A mesocosm for the experiment. Photo by Eudald Pujol-Buxo

Once the results of the previous experiment were clear, the next question we wanted to answer was: are these inducible morphologies and behaviour really effective in reducing predation risk of the introduced frogs? Or it is just some spurious outcome? For this we had to plan some predation trials, and – believe me – it is really a fun work to do. We reared induced and non-induced tadpoles, predators, and prepared some water tanks with plastic plants and natural stones: after some weeks, we were ready for enjoying the work in this new experiment. I have to admit I was eager to see in front of my eyes – and I mean, the action, not the plot of data – how the native predators tried to feast on the introduced tadpoles and how the induced individuals managed to avoid it. Would this be the outcome? Or would the results in this second experiment contradict the first, showing us that what we thought as “inducible defenses” were in fact a non-adaptive change in morphology and behavior? More importantly for our motivation, this time nothing could go wrong: sheep are not allowed in the lab.

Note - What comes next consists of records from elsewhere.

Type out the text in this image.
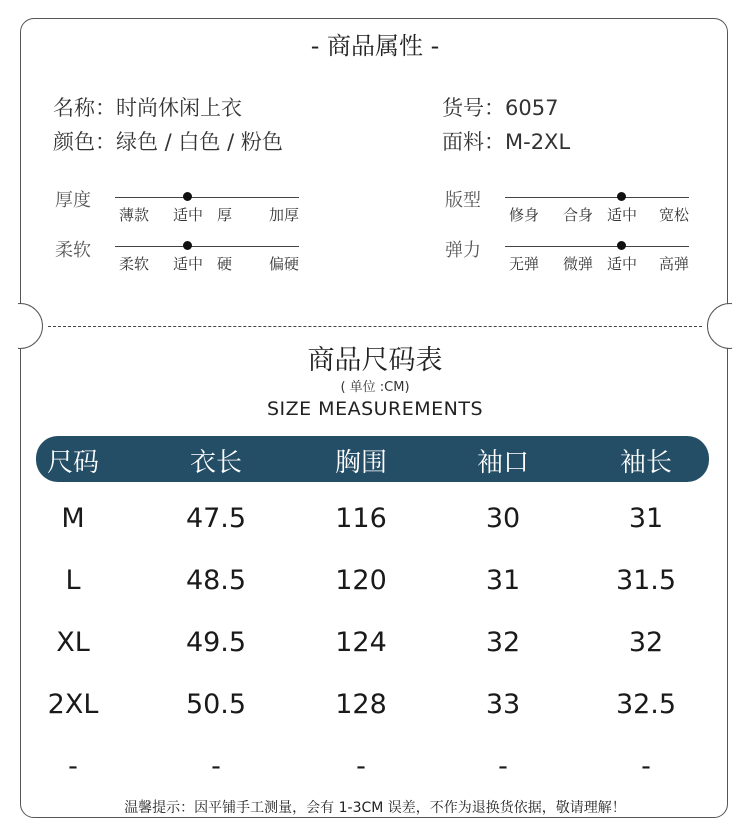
- 商品属性 -
名称：时尚休闲上衣	货号：6057
颜色：绿色 / 白色 / 粉色	面料：M-2XL
厚度
薄款 适中 厚 加厚
版型
修身 合身 适中 宽松
柔软
柔软 适中 硬 偏硬
弹力
无弹 微弹 适中 高弹
商品尺码表
( 单位 :CM)
SIZE MEASUREMENTS
尺码	衣长	胸围	袖口	袖长
M	47.5	116	30	31
L	48.5	120	31	31.5
XL	49.5	124	32	32
2XL	50.5	128	33	32.5
-	-	-	-	-
温馨提示：因平铺手工测量，会有 1-3CM 误差，不作为退换货依据，敬请理解！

The results were clear, easy to interpret, and did not contradict the first experiment. And yes, making preliminary tests with Notonecta backswimmers allowed us to enjoy seeing them in action. Backswimmers are indeed spectacular predators when they become hungry: we could not keep them together with the Libellulid darter nymphs because they ate some of them as well. So, morphological results were similar, and induced tadpoles really survived better the predation trials than non-induced. Summing up, we detected marked reactions of antipredator phenotypic plasticity in Discoglossus pictus tadpoles and these reactions seemed clearly effective in reducing their mortality and injury rates against the predators.

More experiments would be needed to confirm this, but we believe that the introduced frog benefits from a previous experience of these – or very similar – predator species. In conclusion, even though native and invasive ranges of Discoglossus pictus are in different continents, the similarity of predator communities of both areas may make this fact unimportant in terms of predator-prey interactions during its larval phase. Going back where we started, the introduced frog is not behaving like an introduced species in this case. We hope that the readers find the study interesting and inspiring for further work on the topic.